Under this procedure, the judgment debtor can protect the amount of the homestead exemption from all creditors, enabling him to preserve a certain value for investment in a future homestead. At the same time, the creditor can reach that part of the property not qualified for homestead protection to satisfy the judgment debtor's obligations. The bona fide purchaser of homestead property has actual or constructive notice of the lien attached to the excess value of the homestead property. Additionally, there is no restraint on alienation, as the debtor is free to transfer the property prior to the execution sale without losing the benefit of the homestead exemption. Lien v. Hoffman, supra; *43Locke v. Collins, 42 Wn.2d 532, 256 P.2d 832 (1953).
I would recognize the reasoning of other courts holding that a creditor has a judgment lien on the excess value of the homestead. See Cochran v. Cutler, 39 Ill. App. 3d 602, 350 N.E.2d 59 (1976); Clawson v. Anderson, 248 Or. 347, 434 P.2d 462 (1967); Peter Mintener Lumber Co. v. Janisch, 44 S.D. 42, 181 N.W. 914 (1921); White v. Spencer, 217 Mo. 242, 117 S.W. 20 (1909); Gulley v. Thurston, 112 N.C. 192, 17 S.E. 13 (1893).

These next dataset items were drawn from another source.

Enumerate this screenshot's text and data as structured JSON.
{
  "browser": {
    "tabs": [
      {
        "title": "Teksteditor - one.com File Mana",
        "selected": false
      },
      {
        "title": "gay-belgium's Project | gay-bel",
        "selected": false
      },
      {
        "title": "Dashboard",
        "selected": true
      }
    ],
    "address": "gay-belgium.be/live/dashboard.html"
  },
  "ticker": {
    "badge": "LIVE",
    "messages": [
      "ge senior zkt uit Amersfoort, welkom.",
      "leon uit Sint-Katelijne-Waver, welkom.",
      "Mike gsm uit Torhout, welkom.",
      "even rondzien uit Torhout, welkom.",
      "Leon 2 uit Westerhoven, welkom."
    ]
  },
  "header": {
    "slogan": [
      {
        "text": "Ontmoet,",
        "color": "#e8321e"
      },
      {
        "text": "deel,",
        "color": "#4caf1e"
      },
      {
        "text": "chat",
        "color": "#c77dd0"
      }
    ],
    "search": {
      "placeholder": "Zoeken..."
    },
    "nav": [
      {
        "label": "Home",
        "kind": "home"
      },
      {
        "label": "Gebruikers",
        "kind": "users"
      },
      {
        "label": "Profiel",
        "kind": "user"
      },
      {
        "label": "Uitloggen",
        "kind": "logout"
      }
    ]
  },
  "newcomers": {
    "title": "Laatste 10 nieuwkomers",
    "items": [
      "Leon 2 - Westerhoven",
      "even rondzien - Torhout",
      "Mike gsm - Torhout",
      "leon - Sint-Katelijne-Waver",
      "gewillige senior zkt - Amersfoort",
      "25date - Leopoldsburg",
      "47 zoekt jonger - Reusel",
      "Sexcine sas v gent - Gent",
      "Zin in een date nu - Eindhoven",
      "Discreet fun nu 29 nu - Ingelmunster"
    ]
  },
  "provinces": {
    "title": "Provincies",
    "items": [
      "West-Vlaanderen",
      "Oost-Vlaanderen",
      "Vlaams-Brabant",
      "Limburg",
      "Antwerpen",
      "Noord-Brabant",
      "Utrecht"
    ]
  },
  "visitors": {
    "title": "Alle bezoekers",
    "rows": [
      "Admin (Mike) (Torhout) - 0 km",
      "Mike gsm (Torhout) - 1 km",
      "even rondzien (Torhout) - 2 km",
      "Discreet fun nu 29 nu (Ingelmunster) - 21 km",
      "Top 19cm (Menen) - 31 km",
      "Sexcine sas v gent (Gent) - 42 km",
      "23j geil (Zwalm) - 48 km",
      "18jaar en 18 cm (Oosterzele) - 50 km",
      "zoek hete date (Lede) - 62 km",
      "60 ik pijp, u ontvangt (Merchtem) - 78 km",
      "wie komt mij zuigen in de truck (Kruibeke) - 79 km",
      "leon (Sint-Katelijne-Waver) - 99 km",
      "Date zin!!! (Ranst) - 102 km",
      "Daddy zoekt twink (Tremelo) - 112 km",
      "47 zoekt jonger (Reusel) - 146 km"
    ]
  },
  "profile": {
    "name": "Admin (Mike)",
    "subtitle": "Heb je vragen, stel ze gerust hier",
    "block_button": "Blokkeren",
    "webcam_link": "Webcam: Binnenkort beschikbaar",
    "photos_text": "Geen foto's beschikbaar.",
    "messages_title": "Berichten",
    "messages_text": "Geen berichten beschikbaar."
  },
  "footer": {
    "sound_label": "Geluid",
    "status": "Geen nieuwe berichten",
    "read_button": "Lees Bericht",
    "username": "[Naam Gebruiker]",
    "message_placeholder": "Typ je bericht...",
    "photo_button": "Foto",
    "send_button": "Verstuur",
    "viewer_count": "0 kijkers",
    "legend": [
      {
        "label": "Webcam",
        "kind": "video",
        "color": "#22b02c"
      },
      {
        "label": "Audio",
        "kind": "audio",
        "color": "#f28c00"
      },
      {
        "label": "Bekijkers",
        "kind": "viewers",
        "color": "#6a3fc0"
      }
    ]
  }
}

Other jurisdictions have also held that the title acquired by execution sale on a judgment lien excludes adverse interests acquired subsequent to those judgments. See Black v. Miller, 219 So. 2d 106 (Fla. Dist. Ct. App. 1969); Onyx Ref. Co. v. Evans Prod. Corp., 182 F. Supp. 253 (N.D. Tex. 1959); Conard v. Atlantic Ins. Co., 26 U.S. (1 Pet.) 386, 7 L. Ed. 189 (1828); 30 Am. Jur. 2d Executions § 446 (1967); 33 C.J.S. Executions § 124 (1942).
I conclude Mahalko's judgment lien on the excess value of the homestead property attached when the judgment was entered on May 30, 1973. As such, this judgment lien is superior to the junior 1976 trust deed acquired by Arctic. To decide otherwise allows judgment debtors to avoid creditors entirely or arbitrarily favor one creditor over another without furthering the purposes of the homestead act.
I would reverse the judgment of dismissal and remand to the trial court for entry of judgment in accordance with the provisions of this opinion.
Rosellini and Dimmick, JJ., concur with Dore, J.
Reconsideration denied April 11, 1983.
RCW 4.56.190 provides:
"The real estate of any judgment debtor, and such as he may acquire, not exempt by law, shall be held and bound to satisfy any judgment of the . . . superior court of this state,. . . and every such judgment shall be a lien thereupon to commence as hereinafter provided and to run for a period of not to exceed ten years from the day on which such judgment was rendered."
The title company in its report had no difficulty in characterizing the Mahalko judgment as a lien on the subject property.